Il film è stato realizzato nell’ambito di un laboratorio residenziale di cinema del reale, un’iniziativa formativa promossa dal Pianeta Mare Film Festival. Questo progetto ha offerto a giovani talenti l’opportunità unica di immergersi in un contesto di eccezionale valore naturalistico e scientifico per affinare le proprie capacità narrative e tecniche.
La location scelta è stata la Tenuta Presidenziale di Castelporziano, un’oasi di biodiversità di quasi 6.000 ettari alle porte di Roma. Il cortometraggio non si limita a mostrare la bellezza del paesaggio, ma svela il “dietro le quinte” di un’attività cruciale per la sua conservazione: il monitoraggio della fauna selvatica. Un racconto che intreccia immagini suggestive e rigore scientifico.
Questo lavoro di sorveglianza e raccolta dati è condotto dall’ISPRA (Istituto Superiore per la Protezione e la Ricerca Ambientale), che fornisce il supporto scientifico essenziale per la gestione dell’ecosistema della Tenuta. L’obiettivo primario è mantenere un equilibrio dinamico tra le diverse specie animali e l’ambiente che le ospita, proteggendo un patrimonio unico.

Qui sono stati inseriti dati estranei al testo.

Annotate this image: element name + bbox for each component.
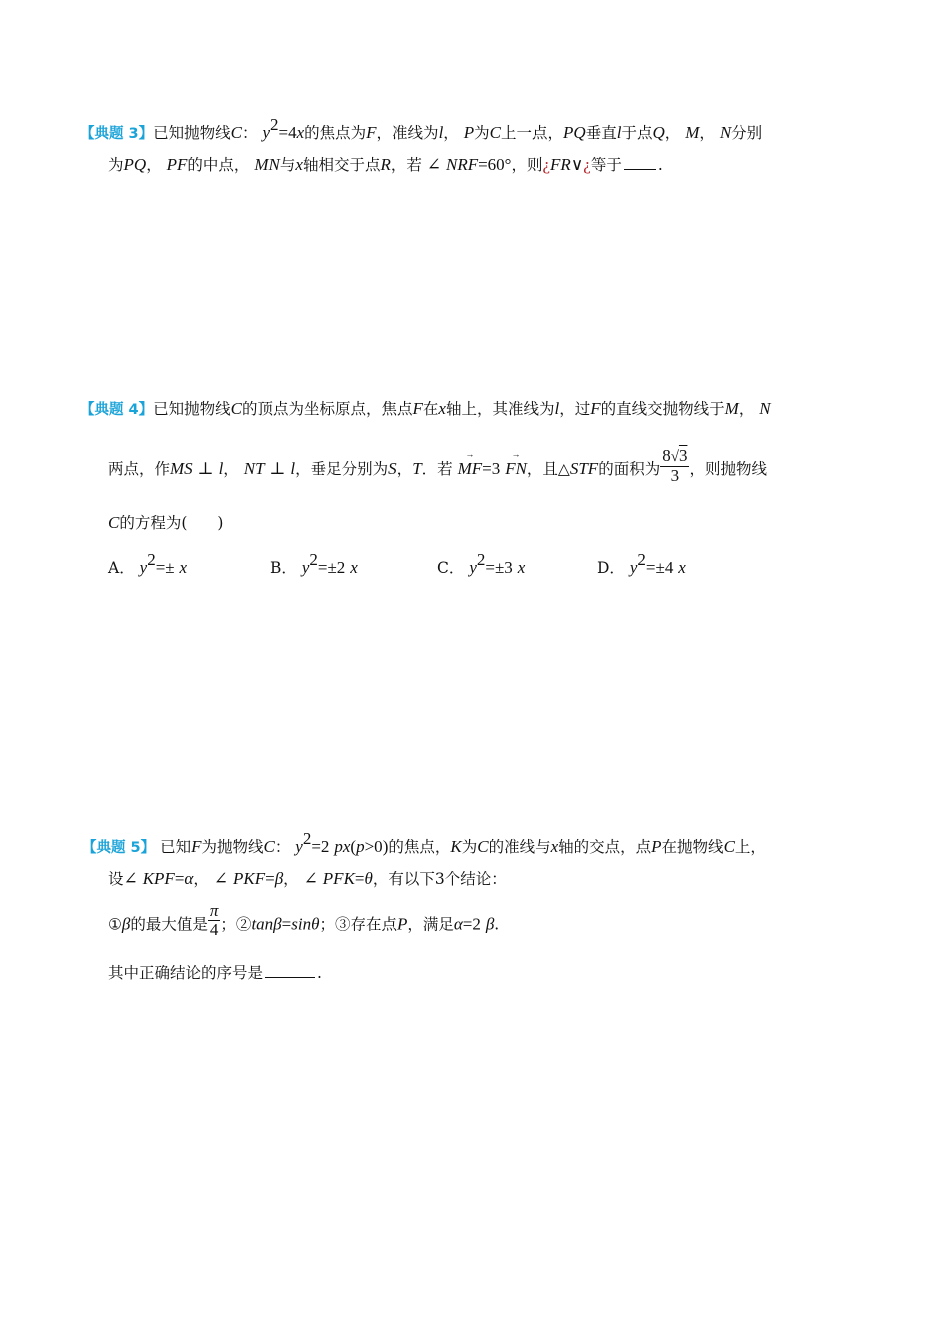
option-label: D．: [597, 559, 625, 578]
math-var: y: [295, 837, 303, 857]
fraction-pi-over-4: [208, 902, 221, 939]
math-var: C: [108, 513, 120, 532]
text: 轴上，其准线为: [445, 400, 555, 418]
math-var: C: [489, 123, 501, 143]
math-var: M: [724, 399, 739, 418]
math-num: =3: [482, 458, 501, 478]
math-symbol: ∨: [570, 155, 584, 174]
text: 分别: [731, 124, 763, 143]
text: 已知: [160, 838, 192, 857]
math-var: STF: [569, 458, 599, 478]
math-var: px: [334, 837, 351, 857]
math-var: C: [477, 837, 489, 857]
math-var: P: [396, 914, 408, 934]
math-var: NT: [243, 458, 265, 478]
text: 已知抛物线: [153, 124, 231, 143]
math-var: Q: [652, 123, 665, 143]
math-symbol: =: [354, 869, 365, 888]
text: ，且△: [526, 459, 570, 478]
math-var: x: [550, 837, 559, 857]
math-exponent: 2: [309, 550, 318, 569]
math-var: KPF: [142, 869, 175, 888]
math-num: 3: [670, 465, 680, 485]
math-var: x: [438, 399, 446, 418]
angle-symbol: ∠: [426, 155, 442, 174]
math-num: =±: [155, 558, 175, 578]
text: ，: [738, 400, 755, 418]
math-var: C: [230, 123, 242, 143]
text: ，: [283, 870, 299, 888]
problem-4-line-1: [80, 400, 771, 418]
problem-3-line-1: [80, 115, 763, 143]
math-var: l: [616, 123, 622, 143]
math-var: x: [296, 123, 305, 143]
math-var: l: [290, 458, 296, 478]
text: ：: [242, 124, 258, 143]
math-var: C: [723, 837, 735, 857]
perp-symbol: ⊥: [269, 458, 286, 478]
text: 的焦点为: [304, 124, 367, 143]
math-var: π: [209, 901, 219, 920]
option-d[interactable]: [597, 552, 686, 578]
math-var: y: [262, 123, 270, 143]
math-num: =2: [462, 914, 481, 934]
vector-fn: → FN: [505, 460, 527, 477]
math-num: =4: [278, 123, 297, 143]
text: 的面积为: [598, 459, 661, 478]
option-a[interactable]: [108, 552, 187, 578]
math-var: l: [438, 123, 444, 143]
math-var: R: [380, 155, 391, 174]
math-var: PKF: [232, 869, 266, 888]
math-var: FR: [550, 155, 571, 174]
text: ，过: [559, 400, 591, 418]
text: ，: [146, 156, 162, 174]
option-label: C．: [437, 559, 465, 578]
text: .: [317, 964, 322, 982]
text: ．若: [421, 459, 453, 478]
math-expr: tanβ: [251, 914, 282, 934]
text: 为: [108, 156, 124, 174]
math-var: x: [350, 558, 358, 578]
text: 设: [108, 870, 124, 888]
text: 两点，作: [108, 459, 171, 478]
angle-symbol: ∠: [123, 869, 138, 888]
problem-5-line-3: [108, 901, 500, 939]
text: ，: [223, 459, 239, 478]
option-label: A．: [108, 559, 135, 578]
problem-3-tag: 【典题 3】: [80, 126, 154, 143]
text: 等于: [590, 156, 622, 174]
math-var: F: [366, 123, 377, 143]
math-var: x: [517, 558, 526, 578]
math-var: β: [485, 914, 495, 934]
glyph-error: ¿: [542, 155, 551, 174]
text: ): [217, 514, 224, 532]
math-var: θ: [364, 869, 373, 888]
problem-3-line-2: [108, 156, 663, 174]
math-var: α: [184, 869, 194, 888]
answer-blank[interactable]: [265, 976, 315, 978]
text: ，满足: [407, 915, 454, 934]
text: 在: [422, 400, 439, 418]
math-exponent: 2: [302, 829, 312, 848]
text: .: [494, 915, 500, 934]
text: ，: [664, 124, 681, 143]
text: 为抛物线: [201, 838, 264, 857]
math-expr: sinθ: [291, 914, 320, 934]
math-var: K: [450, 837, 462, 857]
text: 为: [474, 124, 490, 143]
math-var: α: [453, 914, 463, 934]
text: ①: [108, 915, 122, 934]
math-var: C: [230, 399, 242, 418]
math-var: y: [139, 558, 148, 578]
math-num: =2: [311, 837, 330, 857]
math-var: MN: [254, 155, 280, 174]
text: 的准线与: [488, 838, 551, 857]
vector-mf: → MF: [458, 460, 483, 477]
math-symbol: (: [350, 837, 357, 857]
text: 轴相交于点: [302, 156, 381, 174]
problem-4-line-2: [108, 446, 767, 485]
math-exponent: 2: [637, 550, 646, 569]
math-exponent: 2: [270, 115, 279, 134]
text: .: [657, 156, 663, 174]
math-var: β: [274, 869, 284, 888]
math-symbol: =: [281, 914, 292, 934]
math-var: PF: [166, 155, 188, 174]
perp-symbol: ⊥: [197, 458, 214, 478]
math-var: x: [678, 558, 686, 578]
text: 的焦点，: [388, 838, 451, 857]
math-var: T: [412, 458, 422, 478]
text: ；②: [220, 915, 252, 934]
text: ，若: [390, 156, 422, 174]
math-var: N: [759, 399, 771, 418]
text: ，垂足分别为: [295, 459, 389, 478]
math-var: PQ: [563, 123, 586, 143]
math-var: F: [191, 837, 202, 857]
problem-5-line-1: [82, 829, 766, 857]
math-num: >0: [364, 837, 383, 857]
math-var: P: [651, 837, 662, 857]
math-var: S: [388, 458, 397, 478]
problem-5-line-2: [108, 870, 507, 888]
math-symbol: =: [265, 869, 275, 888]
text: ：: [274, 838, 291, 857]
text: ；③存在点: [319, 915, 397, 934]
math-var: l: [218, 458, 224, 478]
math-var: P: [463, 123, 475, 143]
text: ，: [699, 124, 715, 143]
math-var: N: [719, 123, 732, 143]
math-num: 3: [678, 446, 688, 465]
problem-5-tag: 【典题 5】: [82, 840, 156, 857]
math-var: NRF: [445, 155, 479, 174]
math-num: 4: [209, 919, 219, 939]
text: ，: [443, 124, 459, 143]
text: 与: [279, 156, 296, 174]
option-label: B．: [270, 559, 297, 578]
text: 已知抛物线: [153, 400, 231, 418]
text: 其中正确结论的序号是: [108, 964, 264, 982]
text: 轴的交点，点: [558, 838, 652, 857]
text: 的方程为(: [119, 514, 188, 532]
math-var: F: [412, 399, 423, 418]
math-var: M: [685, 123, 700, 143]
math-num: 8: [662, 446, 671, 465]
text: 垂直: [585, 124, 617, 143]
text: 上，: [734, 838, 766, 857]
math-exponent: 2: [147, 550, 156, 569]
fraction-area: [660, 447, 689, 485]
option-b[interactable]: [270, 552, 358, 578]
math-var: MS: [170, 458, 193, 478]
text: 的最大值是: [130, 915, 208, 934]
math-var: β: [121, 914, 131, 934]
math-num: =±2: [317, 558, 346, 578]
math-var: x: [295, 155, 303, 174]
text: ，准线为: [376, 124, 439, 143]
math-num: =60°: [478, 155, 512, 174]
math-var: F: [590, 399, 601, 418]
text: 的中点，: [187, 156, 250, 174]
math-var: p: [356, 837, 365, 857]
angle-symbol: ∠: [303, 869, 318, 888]
angle-symbol: ∠: [213, 869, 229, 888]
problem-5-line-4: [108, 966, 322, 982]
problem-4-line-3: [108, 514, 223, 532]
glyph-error: ¿: [583, 155, 591, 174]
text: 为: [461, 838, 478, 857]
math-exponent: 2: [476, 550, 486, 569]
sqrt-symbol: √: [670, 449, 679, 465]
option-c[interactable]: [437, 552, 525, 578]
math-var: y: [629, 558, 638, 578]
problem-4-tag: 【典题 4】: [80, 402, 154, 418]
math-var: PQ: [123, 155, 147, 174]
text: ，: [193, 870, 209, 888]
answer-blank[interactable]: [624, 168, 656, 170]
text: ，有以下3个结论：: [372, 870, 507, 888]
text: ，: [396, 459, 413, 478]
math-var: C: [263, 837, 275, 857]
math-num: =±4: [645, 558, 674, 578]
text: ，则: [511, 156, 543, 174]
text: 于点: [621, 124, 653, 143]
text: 的顶点为坐标原点，焦点: [242, 400, 413, 418]
math-symbol: =: [174, 869, 185, 888]
text: 上一点，: [501, 124, 564, 143]
math-var: y: [301, 558, 310, 578]
math-var: x: [179, 558, 188, 578]
text: 在抛物线: [661, 838, 724, 857]
text: 的直线交抛物线于: [600, 400, 725, 418]
math-symbol: ): [382, 837, 389, 857]
math-var: l: [554, 399, 560, 418]
math-var: PFK: [322, 869, 355, 888]
math-var: y: [469, 558, 477, 578]
text: ，则抛物线: [689, 459, 767, 478]
math-num: =±3: [485, 558, 513, 578]
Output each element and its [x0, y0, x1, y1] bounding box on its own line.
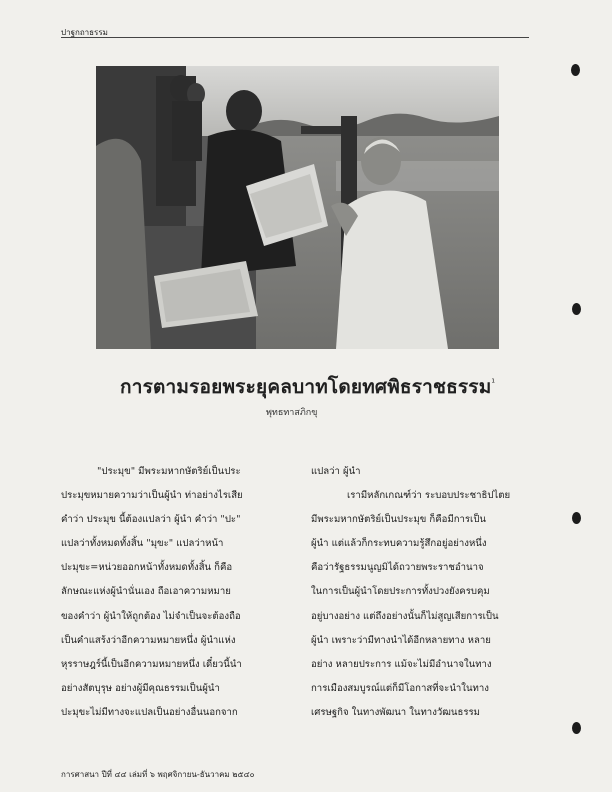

Le attività di monitoraggio, come documentato nel film, sono complesse e metodiche. Comprendono censimenti periodici, analisi dello stato di salute delle popolazioni e lo studio delle loro abitudini e dei loro spostamenti sul territorio. Particolare attenzione è rivolta agli ungulati, come cinghiali, daini e caprioli, la cui densità deve essere attentamente gestita per evitare danni all’habitat forestale e garantire la convivenza sostenibile tra tutte le specie.
La gestione scientifica della fauna è fondamentale in un’area protetta come Castelporziano. I dati raccolti dall’ISPRA permettono di prendere decisioni informate, come interventi di controllo mirati o misure per migliorare l’habitat, assicurando che la riserva continui a essere un santuario per la biodiversità e un laboratorio a cielo aperto per la ricerca.
“Diario selvatico” ha avuto il grande merito di tradurre questo complesso lavoro scientifico in un linguaggio accessibile ed emozionante. Ha mostrato la dedizione e la professionalità dei ricercatori, spesso impegnati in operazioni delicate e poco conosciute dal grande pubblico, contribuendo a una maggiore consapevolezza sull’importanza della tutela ambientale.
Il successo del cortometraggio rappresenta quindi una doppia vittoria: per le giovani autrici, che hanno visto premiato il loro impegno, e per la comunicazione scientifica, che attraverso il cinema ha saputo valorizzare il patrimonio naturale italiano e il lavoro silenzioso di chi se ne prende cura ogni giorno.